Irregular hyperostosis of the diaphyses of the major long bones slowly develops as a result of periosteal and endosteal new bone formation. The femur and tibia are most commonly affected. Metaphyses may be involved. The age at onset, rate of progression, and severity are variable. Clinical, radiographic, and bone scan findings are generally concordant. Serum alkaline phosphatase activity, biochemical markers of skeletal turnover, and erythrocyte sedimentation rate may be elevated. Histopathologic study reveals newly formed woven bone that matures and becomes incorporated into cortical bone. Electron microscopy of muscle may show myopathic changes and vascular abnormalities.

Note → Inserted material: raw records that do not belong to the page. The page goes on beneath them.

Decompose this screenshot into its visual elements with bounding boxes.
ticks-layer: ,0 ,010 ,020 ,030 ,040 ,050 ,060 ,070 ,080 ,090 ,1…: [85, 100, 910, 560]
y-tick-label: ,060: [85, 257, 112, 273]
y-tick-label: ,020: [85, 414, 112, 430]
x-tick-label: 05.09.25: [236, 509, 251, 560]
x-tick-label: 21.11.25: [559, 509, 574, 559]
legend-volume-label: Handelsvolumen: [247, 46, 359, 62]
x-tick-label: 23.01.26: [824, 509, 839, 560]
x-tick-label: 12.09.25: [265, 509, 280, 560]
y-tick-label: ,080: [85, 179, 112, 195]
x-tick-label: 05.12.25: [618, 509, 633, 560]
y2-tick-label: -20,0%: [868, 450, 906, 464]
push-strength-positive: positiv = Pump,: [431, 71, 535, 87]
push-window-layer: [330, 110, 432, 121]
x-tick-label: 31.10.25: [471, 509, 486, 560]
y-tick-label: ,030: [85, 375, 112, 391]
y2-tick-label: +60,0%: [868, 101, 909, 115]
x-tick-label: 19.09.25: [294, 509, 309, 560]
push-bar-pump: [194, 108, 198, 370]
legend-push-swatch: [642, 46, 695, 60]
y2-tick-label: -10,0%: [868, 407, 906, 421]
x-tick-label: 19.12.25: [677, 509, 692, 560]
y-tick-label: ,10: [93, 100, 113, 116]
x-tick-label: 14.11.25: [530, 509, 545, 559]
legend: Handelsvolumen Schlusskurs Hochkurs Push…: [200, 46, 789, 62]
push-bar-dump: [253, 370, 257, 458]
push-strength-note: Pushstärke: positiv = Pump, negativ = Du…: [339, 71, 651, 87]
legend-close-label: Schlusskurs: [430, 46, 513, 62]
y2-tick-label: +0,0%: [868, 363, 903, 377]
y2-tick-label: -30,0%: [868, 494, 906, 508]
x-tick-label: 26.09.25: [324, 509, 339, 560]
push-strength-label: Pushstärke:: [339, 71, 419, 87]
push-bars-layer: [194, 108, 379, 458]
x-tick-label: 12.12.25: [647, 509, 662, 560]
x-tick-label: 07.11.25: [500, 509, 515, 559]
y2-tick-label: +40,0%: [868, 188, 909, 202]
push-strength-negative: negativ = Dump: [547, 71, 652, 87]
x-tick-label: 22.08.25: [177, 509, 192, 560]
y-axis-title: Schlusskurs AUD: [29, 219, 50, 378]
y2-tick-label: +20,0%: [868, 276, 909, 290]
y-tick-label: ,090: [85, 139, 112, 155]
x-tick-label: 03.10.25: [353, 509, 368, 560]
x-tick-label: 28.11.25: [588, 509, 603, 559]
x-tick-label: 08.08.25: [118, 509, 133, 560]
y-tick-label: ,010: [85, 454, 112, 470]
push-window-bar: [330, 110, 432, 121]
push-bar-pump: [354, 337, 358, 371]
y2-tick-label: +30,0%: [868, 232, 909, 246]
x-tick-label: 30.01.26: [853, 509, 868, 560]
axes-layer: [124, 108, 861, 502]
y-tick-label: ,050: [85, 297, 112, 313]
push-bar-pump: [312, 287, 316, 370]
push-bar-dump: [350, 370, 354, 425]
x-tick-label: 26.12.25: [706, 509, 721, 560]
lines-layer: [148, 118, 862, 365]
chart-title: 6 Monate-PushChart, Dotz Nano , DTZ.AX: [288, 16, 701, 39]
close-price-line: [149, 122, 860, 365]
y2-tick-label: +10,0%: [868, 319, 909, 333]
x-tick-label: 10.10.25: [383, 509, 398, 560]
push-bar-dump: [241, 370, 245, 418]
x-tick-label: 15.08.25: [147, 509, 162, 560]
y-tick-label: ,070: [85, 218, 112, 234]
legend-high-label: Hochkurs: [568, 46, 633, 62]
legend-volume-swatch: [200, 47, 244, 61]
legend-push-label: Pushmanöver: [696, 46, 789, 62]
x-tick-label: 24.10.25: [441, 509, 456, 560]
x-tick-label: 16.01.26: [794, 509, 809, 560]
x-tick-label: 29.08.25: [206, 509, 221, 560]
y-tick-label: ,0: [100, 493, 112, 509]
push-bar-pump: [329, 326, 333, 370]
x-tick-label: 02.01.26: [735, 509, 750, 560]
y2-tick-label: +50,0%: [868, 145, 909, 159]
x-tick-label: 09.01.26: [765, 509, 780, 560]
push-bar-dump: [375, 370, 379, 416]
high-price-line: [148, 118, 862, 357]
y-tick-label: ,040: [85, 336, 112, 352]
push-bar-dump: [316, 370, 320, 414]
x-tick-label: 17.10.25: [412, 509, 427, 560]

Glucocorticoid therapy (optimally the lowest effective dose of prednisone on alternate days) can relieve bone pain and may normalize skeletal histology. Bisphosphonates or losartan under expert guidance may sometimes be useful.
Sclerosteosis types 1 and 2 and van Buchem disease are rare autosomal recessive disorders and the most severe forms of endosteal hyperostosis. Sclerosteosis is caused by deactivating mutations in genes SOST and LRP4 . Van Buchem disease involves a deletion downstream of an SOST enhancer. Increased osteoblastic activity from impaired sclerostin action, with failure of osteoclasts to compensate for the increased bone formation, leads to the skeletal changes.
Sclerosteosis (generalized hyperostosis with syndactyly) affects primarily people of Dutch ancestry. The gender distribution appears equal. Patients are tall and heavy beginning in childhood, with a prominent, square mandible. Raised intracranial pressure and headache may reflect a diminishing cranial cavity that shortens life expectancy. Van Buchem disease causes progressive asymmetrical enlargement of the jaw during puberty. Patients may be symptom free, or, beginning as early as infancy, they may have recurrent facial nerve palsy, deafness, and optic atrophy from narrowing of cranial foramina. Long bones may hurt with applied pressure but are strong.